Exploding debt levels mean stocks can't go ‘To the Moon’ forever

By Sarah Ponczek and Michael P. Regan

Peter Cecchini, founder and CEO of AlphaOmega Advisors, joins the latest “What Goes Up” podcast to discuss the crazy year that was 2020 in markets, and to give his outlook for what’s to come. Topics include efficacy of the Federal Reserve, a boom in retail investor trading and zombie companies.

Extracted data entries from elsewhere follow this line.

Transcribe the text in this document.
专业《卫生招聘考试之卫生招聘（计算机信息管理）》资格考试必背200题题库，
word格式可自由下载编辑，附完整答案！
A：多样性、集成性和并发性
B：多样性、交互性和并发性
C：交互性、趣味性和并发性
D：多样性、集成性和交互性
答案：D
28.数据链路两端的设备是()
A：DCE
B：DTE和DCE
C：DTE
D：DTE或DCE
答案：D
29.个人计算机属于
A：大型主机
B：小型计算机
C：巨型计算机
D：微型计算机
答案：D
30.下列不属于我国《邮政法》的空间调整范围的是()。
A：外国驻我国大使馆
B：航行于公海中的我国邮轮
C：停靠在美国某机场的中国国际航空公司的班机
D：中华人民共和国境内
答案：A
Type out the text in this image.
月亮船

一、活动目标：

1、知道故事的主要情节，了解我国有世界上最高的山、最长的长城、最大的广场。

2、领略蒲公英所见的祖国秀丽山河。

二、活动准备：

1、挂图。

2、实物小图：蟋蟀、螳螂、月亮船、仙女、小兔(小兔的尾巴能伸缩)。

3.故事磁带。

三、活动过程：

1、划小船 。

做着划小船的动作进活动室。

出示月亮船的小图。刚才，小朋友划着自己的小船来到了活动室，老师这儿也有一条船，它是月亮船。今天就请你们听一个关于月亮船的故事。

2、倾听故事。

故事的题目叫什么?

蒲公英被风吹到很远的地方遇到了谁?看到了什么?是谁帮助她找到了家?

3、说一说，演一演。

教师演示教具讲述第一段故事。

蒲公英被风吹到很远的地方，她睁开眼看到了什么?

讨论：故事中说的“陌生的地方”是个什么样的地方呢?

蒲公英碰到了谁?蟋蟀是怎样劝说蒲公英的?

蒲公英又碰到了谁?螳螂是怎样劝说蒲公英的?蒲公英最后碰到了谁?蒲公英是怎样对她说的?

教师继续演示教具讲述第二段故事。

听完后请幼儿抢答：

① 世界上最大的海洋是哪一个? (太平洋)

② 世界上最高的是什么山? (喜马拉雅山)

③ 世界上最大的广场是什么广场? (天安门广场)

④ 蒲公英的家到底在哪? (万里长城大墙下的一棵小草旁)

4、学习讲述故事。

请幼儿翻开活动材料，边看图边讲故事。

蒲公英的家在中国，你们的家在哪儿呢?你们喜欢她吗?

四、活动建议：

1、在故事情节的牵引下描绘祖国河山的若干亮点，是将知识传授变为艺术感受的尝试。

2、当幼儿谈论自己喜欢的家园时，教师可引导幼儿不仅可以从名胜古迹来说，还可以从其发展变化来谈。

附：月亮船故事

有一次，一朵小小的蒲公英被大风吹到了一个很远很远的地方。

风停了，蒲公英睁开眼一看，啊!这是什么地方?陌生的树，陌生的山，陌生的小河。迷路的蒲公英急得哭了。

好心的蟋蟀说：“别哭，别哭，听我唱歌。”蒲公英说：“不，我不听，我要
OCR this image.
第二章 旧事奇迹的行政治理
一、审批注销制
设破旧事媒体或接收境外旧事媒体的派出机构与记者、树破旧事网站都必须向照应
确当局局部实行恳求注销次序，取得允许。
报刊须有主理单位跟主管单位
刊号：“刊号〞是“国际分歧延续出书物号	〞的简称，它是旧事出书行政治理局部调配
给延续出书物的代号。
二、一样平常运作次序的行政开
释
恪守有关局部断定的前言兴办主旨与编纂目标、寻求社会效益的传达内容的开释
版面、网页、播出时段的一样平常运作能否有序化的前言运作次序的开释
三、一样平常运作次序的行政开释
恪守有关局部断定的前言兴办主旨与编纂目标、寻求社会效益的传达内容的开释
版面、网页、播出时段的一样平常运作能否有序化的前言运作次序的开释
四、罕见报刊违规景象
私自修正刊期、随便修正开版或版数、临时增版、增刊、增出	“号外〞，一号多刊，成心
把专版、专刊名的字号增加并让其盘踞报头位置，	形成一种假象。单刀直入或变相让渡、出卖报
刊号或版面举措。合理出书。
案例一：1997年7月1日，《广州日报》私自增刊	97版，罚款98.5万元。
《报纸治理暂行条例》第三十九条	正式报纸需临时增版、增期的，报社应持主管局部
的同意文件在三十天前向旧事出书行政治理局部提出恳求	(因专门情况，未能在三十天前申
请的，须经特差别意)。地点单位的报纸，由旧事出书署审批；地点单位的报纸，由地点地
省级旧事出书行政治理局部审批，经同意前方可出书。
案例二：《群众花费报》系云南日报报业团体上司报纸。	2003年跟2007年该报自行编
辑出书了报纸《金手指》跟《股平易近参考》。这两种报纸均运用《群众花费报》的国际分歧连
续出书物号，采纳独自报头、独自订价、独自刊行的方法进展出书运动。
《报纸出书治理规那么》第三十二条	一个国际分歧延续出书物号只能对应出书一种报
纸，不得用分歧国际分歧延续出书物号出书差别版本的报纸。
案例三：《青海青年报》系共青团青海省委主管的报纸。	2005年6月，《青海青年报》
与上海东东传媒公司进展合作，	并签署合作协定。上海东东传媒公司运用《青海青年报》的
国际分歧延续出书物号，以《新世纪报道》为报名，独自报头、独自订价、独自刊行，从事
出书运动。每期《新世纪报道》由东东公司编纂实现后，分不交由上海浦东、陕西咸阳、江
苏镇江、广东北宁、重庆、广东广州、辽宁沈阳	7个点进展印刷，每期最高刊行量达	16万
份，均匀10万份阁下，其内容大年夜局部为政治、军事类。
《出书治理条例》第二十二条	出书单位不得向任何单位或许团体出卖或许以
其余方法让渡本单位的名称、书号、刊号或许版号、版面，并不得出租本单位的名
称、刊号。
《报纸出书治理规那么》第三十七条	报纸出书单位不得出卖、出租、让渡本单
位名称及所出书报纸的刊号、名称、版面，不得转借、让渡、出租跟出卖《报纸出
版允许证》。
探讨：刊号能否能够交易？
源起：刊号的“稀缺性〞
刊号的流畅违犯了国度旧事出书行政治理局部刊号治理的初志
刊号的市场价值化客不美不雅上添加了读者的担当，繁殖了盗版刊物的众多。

Some highlights of the conversation:

“Some of the earnings estimates that I’m seeing, as you said, the consensus is just below $170, are going to require multiples that just don’t make a lot of sense to me within the context of the fact that rates can’t go any lower. So if we’re looking for multiple expansion to continue to drive the rally, I don’t think we’re going to get that because the Fed’s efficacy is limited, right? It has firepower, no one’s saying the Fed doesn’t have ammunition. It can print money and it can go buy Treasuries for as long as it would like. But at the end of the day, when you’re at zero, the stimulative impact is muted… I think that is one huge piece that people are missing. We’re not just back to, you know, this `to the moon’ scenario for earnings. If anything, we’re back to a situation where cashflows remain challenge and, by the way, debt levels have exploded.”